The Commonwealth period (1649-1660) is often seen as a severe style with little emphasis on comfort or convenience and with few new initiatives in design or production. Fashion was in abeyance during this Puritan period, which was clearly one of little ornament. However, turned work became more elaborate, as exemplified by bobbin and ball turning. During the 1640s the 'Yorkshire and Derbyshire' chairs were produced with their distinctive knob-turned front legs, and back consisting of two wide carved crescent-shaped rails. In this period, leather was no longer slung as a seat but instead used as a close covering, fitted by brass studs.

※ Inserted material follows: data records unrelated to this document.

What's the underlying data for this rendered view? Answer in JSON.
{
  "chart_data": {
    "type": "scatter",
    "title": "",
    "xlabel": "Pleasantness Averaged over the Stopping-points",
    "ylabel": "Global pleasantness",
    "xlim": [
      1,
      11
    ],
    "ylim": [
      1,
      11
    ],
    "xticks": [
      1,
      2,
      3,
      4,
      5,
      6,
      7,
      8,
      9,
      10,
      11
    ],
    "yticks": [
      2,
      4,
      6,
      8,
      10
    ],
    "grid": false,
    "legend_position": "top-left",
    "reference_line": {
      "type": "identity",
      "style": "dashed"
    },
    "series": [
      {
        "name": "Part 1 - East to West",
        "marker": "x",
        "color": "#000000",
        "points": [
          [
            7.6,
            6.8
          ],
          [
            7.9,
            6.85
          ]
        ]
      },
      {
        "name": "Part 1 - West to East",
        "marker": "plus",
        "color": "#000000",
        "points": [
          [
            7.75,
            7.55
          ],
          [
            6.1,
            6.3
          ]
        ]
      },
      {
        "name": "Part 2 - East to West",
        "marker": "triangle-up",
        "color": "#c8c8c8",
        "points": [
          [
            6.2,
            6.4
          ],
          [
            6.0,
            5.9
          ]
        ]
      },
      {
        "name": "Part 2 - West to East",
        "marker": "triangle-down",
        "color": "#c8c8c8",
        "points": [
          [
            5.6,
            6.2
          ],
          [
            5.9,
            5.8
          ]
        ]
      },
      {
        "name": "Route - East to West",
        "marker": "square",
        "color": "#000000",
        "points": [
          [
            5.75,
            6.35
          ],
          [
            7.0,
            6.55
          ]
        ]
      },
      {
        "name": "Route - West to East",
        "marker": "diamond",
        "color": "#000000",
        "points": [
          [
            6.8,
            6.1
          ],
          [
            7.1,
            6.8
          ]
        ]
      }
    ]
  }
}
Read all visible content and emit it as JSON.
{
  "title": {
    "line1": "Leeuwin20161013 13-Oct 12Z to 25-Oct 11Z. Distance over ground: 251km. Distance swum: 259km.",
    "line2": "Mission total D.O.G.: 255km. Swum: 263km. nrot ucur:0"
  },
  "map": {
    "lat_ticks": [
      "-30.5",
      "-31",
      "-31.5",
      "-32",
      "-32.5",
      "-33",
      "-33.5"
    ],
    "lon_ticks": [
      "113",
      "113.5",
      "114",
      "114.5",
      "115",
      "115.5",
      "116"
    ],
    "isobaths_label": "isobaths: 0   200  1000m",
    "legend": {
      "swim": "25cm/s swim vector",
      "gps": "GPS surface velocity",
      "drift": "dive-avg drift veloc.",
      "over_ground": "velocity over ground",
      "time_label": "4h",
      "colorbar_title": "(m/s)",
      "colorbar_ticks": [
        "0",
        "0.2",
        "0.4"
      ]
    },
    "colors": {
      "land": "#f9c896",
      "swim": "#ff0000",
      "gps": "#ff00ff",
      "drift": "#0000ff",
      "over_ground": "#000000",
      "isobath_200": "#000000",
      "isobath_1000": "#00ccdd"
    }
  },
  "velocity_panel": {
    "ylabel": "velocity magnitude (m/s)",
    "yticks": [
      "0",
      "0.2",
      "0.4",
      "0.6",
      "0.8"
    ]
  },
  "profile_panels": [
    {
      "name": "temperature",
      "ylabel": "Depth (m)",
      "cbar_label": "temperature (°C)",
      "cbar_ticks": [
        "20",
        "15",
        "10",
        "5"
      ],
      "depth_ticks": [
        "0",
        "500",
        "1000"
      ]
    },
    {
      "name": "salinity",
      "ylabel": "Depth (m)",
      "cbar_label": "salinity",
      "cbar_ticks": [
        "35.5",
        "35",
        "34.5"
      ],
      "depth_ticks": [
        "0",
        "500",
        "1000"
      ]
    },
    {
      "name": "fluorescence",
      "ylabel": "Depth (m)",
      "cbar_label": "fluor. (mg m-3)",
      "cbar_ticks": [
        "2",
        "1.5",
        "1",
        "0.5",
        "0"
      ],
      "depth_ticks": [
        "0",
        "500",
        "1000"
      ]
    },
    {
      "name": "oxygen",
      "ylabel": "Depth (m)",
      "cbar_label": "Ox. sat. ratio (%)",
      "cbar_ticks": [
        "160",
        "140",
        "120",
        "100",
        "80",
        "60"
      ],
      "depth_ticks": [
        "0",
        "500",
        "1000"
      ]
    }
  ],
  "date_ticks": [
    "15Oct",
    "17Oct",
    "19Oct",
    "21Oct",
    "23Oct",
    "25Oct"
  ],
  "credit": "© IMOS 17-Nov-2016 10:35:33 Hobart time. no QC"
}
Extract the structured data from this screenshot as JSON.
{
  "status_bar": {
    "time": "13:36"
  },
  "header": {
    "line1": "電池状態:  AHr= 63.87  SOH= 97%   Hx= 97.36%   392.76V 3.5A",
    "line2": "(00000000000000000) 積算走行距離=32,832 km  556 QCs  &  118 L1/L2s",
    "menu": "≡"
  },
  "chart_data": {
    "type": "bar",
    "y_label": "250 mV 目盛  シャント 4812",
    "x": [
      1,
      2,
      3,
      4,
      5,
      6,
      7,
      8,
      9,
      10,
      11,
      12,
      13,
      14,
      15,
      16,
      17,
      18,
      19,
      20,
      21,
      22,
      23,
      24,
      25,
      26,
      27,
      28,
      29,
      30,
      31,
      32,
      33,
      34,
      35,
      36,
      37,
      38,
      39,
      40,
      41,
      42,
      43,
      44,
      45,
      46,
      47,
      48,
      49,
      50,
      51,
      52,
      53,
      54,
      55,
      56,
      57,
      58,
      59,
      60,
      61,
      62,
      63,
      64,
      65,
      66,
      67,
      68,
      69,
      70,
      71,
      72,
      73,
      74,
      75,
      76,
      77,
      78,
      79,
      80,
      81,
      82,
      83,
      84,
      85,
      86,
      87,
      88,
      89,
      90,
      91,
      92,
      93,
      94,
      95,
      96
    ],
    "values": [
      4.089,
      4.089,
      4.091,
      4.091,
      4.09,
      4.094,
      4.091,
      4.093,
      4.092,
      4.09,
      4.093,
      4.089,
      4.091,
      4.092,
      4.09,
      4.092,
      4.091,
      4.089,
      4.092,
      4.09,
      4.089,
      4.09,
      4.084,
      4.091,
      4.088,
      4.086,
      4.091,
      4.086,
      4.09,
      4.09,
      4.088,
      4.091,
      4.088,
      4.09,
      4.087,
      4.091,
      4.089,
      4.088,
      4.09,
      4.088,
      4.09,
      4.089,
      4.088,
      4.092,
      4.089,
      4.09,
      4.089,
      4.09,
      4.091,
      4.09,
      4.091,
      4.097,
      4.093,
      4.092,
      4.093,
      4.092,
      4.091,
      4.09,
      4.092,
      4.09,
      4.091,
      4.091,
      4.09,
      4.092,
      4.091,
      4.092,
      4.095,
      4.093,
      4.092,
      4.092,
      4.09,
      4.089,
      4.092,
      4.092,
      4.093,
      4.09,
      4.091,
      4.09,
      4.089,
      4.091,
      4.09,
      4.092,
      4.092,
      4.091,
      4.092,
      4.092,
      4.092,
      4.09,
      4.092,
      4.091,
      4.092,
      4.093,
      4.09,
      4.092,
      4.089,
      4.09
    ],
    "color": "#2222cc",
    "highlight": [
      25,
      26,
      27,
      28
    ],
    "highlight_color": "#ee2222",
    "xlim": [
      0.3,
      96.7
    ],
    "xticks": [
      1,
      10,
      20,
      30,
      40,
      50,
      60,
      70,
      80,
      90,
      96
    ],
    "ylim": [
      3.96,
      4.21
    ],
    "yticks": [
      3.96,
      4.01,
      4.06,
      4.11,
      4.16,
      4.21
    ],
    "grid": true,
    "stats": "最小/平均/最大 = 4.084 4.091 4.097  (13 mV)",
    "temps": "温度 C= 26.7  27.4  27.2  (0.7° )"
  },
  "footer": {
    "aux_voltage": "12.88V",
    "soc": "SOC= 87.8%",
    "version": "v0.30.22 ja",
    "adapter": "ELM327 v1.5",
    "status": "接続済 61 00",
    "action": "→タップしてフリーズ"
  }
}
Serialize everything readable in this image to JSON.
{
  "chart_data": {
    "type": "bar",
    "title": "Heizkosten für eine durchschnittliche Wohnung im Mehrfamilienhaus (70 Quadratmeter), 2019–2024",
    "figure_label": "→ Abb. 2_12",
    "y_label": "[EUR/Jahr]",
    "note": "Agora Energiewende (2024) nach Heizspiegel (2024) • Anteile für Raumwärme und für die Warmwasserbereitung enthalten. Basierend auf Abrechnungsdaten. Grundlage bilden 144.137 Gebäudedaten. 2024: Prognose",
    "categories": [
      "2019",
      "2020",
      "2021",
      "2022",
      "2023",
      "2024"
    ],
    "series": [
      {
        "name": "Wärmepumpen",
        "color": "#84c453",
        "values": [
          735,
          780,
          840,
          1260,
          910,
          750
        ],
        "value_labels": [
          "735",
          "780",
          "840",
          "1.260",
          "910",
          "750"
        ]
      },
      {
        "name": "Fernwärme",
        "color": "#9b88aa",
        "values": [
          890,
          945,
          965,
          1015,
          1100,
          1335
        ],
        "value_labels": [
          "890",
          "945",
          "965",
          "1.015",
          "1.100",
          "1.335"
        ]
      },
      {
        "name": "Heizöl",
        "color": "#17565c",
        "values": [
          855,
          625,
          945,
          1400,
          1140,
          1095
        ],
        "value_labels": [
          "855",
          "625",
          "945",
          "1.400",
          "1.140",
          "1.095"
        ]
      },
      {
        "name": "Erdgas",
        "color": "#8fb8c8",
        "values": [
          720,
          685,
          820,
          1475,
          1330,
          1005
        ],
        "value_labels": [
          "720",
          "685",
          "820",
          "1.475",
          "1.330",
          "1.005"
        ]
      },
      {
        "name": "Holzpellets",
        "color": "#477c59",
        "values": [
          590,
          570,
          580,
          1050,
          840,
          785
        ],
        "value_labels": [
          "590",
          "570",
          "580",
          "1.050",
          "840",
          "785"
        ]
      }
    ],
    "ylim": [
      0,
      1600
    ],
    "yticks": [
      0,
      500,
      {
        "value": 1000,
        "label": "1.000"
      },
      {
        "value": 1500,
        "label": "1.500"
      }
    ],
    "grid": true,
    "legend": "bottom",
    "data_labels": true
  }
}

The exuberant epoch that occurred during the reign of Charles II (1660-1688) was followed by a restrained period under William and Mary (1689-1702). Nevertheless, the whole period was one of change in form, construction and decoration. There was a rise in the taste for Oriental objects, and a further increase in the desire for comfort. Pieces were scaled to fit the smaller rooms in the newer townhouses and there was generally a lighter touch to furniture designs. The period was one of success in economic and political terms and this was reflected in a demand for more and better furniture.
To satisfy this demand a number of new or improved items of furniture came into the repertoire of the furnisher. These included: clocks with long cases; easy chairs with high backs and wings (at the end of the period); chests of drawers; chests on stands; cabinets on stands; bureaux; scrutoires; card tables; daybeds; chandeliers and sconces; girandoles; looking glasses; hanging corner-cupboards; dressers.